In serious mental illness physical healthcare advice might possibly improve health-related quality of life in the mental but not in physical component, although the evidence is insufficient. Level of evidence: "D"

A Cochrane review [Abstract] 1 included 7 RCTs with a total of 1113 subjects. They had severe mental illness in 3 trials, while in other studies the mental illness was not defined. The trials used different methods of delivering general physical health advice, but methods were comparable as all fell under the definition of general physical healthcare advice. Standard care was the most common comparator. Length of studies ranged from 6 weeks to 18 months. Only comparison "physical health advice vs. standard care" included more than one study. For measures of quality of life no difference was found in a study (MD Lehman scale 0.00, CI -0.67 to 0.67; n = 54) but found in 2 other trials (Quality of Life Medical Outcomes Scale - mental component MD 3.70, CI 1.76 to 5.64; 2 RCTs, n = 487).
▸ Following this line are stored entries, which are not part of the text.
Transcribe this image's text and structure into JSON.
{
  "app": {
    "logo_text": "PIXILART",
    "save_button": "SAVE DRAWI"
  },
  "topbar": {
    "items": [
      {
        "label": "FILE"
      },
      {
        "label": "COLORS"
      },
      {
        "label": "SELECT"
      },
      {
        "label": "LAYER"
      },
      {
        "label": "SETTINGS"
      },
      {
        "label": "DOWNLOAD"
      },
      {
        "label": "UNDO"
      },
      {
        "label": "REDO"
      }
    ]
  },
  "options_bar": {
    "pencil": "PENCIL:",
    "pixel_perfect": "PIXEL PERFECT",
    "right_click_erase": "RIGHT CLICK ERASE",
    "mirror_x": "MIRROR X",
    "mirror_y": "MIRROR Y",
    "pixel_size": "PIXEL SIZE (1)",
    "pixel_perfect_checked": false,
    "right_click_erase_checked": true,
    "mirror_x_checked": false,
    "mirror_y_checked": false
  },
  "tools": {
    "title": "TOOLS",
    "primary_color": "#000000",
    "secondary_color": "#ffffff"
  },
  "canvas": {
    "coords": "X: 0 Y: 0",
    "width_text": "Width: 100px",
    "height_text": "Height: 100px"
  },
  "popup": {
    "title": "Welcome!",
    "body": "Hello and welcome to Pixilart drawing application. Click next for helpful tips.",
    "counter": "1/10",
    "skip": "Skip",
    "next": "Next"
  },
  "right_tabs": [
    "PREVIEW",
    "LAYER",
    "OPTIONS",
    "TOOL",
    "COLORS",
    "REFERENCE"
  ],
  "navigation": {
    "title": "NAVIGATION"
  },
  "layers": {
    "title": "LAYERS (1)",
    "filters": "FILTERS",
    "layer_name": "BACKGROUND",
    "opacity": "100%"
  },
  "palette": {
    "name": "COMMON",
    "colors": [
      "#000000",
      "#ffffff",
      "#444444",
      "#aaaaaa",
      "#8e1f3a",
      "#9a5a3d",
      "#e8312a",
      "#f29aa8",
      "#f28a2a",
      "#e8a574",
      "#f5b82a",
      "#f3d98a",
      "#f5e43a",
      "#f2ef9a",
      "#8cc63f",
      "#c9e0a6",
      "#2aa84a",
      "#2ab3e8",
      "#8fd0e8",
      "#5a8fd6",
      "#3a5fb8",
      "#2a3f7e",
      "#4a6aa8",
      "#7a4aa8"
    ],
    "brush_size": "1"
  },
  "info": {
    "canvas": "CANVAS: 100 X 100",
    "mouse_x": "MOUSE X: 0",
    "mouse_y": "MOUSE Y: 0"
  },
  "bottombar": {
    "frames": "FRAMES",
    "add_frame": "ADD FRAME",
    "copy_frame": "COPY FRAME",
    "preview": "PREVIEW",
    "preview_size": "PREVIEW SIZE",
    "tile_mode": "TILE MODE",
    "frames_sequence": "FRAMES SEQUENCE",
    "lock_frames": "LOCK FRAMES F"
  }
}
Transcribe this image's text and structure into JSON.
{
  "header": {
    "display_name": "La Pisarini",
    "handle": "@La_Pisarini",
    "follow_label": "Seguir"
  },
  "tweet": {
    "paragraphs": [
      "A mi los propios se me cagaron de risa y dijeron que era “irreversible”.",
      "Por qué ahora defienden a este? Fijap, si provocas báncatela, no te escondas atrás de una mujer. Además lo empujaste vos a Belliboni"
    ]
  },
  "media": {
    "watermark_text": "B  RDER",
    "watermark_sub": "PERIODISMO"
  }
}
There was no difference between groups for the outcome of death (RR 0.98, CI 0.27 to 3.56; 2 RCTs, n = 487). For service use two studies presented favourable results for health advice, uptake of ill-health prevention services was significantly greater in the advice group (MD 36.90, CI 33.07 to 40.73; 1 RCT, n = 363) and service use: one or more primary care visit was significantly higher in the advice group (RR 1.77, CI 1.09 to 2.85; 1 RCT, n = 80). Economic data were equivocal. Attrition was large (>30%) but similar for both groups (RR 1.11, CI 0.92 to 1.35; 6 RCTs, n = 964). Comparisons of one type of physical healthcare advice with another were grossly underpowered and equivocal.

Comment: The quality of the evidence is downgraded by study quality (inadequate allocation concealment, more than 20% loss to follow-up), inconsistency (heterogeneity in patients, interventions and outcomes), and imprecise results (few studies for each comparison).

    References

    • Tosh G, Clifton AV, Xia J et al. General physical health advice for people with serious mental illness. Cochrane Database Syst Rev 2014;3():CD008567. [PubMed].